I’m looking for a way to determine the date of installation of a SuSE 10 Enterprise server. I have discovered the /boot/backup_mbr file which provides a pretty good bet, but if the partition table has been changed since installation, I doubt this file is a reliable source. Is there a more definitive marker for the installation date?
If you had the checkbox at the end to create a “Clone of your system”
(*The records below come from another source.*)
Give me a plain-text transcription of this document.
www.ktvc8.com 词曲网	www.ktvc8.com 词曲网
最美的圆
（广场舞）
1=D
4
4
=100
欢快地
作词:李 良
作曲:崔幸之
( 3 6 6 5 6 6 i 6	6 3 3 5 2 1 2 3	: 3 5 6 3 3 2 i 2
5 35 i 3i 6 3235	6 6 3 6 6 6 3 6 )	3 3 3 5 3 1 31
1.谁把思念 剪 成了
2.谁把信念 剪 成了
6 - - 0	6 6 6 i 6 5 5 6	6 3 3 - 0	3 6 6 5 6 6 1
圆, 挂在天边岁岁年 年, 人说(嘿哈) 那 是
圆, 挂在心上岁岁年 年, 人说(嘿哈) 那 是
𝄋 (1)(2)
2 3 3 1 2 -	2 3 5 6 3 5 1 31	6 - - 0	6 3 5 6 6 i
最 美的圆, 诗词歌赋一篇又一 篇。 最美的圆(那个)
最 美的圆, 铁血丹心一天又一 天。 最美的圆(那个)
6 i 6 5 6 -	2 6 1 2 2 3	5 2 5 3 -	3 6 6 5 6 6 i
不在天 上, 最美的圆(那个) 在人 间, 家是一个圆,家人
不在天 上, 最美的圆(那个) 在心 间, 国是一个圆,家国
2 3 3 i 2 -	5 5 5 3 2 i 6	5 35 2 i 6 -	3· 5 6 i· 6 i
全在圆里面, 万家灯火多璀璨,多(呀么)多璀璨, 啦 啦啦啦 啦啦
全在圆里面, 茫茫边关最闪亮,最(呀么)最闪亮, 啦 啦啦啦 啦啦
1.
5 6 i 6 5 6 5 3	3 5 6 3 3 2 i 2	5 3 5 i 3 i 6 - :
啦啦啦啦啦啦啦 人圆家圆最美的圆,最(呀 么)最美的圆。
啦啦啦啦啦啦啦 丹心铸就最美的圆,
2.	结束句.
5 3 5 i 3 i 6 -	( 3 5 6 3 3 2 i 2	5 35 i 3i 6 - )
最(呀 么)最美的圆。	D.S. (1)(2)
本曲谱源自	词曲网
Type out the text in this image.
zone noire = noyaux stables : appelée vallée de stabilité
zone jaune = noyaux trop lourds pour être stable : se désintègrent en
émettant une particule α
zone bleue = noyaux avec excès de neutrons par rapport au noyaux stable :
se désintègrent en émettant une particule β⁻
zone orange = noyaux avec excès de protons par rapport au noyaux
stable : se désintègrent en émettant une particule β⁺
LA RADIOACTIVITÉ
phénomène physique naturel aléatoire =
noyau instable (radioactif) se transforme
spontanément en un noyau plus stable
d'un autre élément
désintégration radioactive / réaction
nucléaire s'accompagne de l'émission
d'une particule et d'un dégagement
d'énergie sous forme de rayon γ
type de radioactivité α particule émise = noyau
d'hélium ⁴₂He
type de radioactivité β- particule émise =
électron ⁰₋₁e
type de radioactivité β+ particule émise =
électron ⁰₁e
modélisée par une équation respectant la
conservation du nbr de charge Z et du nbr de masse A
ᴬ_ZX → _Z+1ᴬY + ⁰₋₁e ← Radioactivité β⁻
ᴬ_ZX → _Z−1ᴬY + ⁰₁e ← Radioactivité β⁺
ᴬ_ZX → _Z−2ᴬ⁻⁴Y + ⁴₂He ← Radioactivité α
for AutoYast you could look at the date/time on your /root/autoinst.xml
file (assuming time was set properly when you did your installation,
which is required for anything host-based to be accurate of course).
Good luck.
jverhoev wrote:
> I’m looking for a way to determine the date of installation of a SuSE 10
> Enterprise server. I have discovered the /boot/backup_mbr file which
> provides a pretty good bet, but if the partition table has been changed
> since installation, I doubt this file is a reliable source. Is there a
> more definitive marker for the installation date?
>
> JVerhoev.:
>
>
-----BEGIN PGP SIGNATURE-----
Version: GnuPG v1.4.2 (GNU/Linux)
Comment: Using GnuPG with Mozilla - http://enigmail.mozdev.org
Maybe you can look at the date of the earliest RPM package to be installed?
rpm -qa --last | tail -1
which in my case turns out to be:
kde4-kdm-branding-openSUSE-11.0-74.2 Tue 10 Jun 2008 22:32:58 EST
though this is probably just accidental as lots of other packages were installed practically the same time and it looks like the sort goes only to one-second resolution.
There ought to be a better way than having to tail -1 the output of rpm but I don’t see it offhand.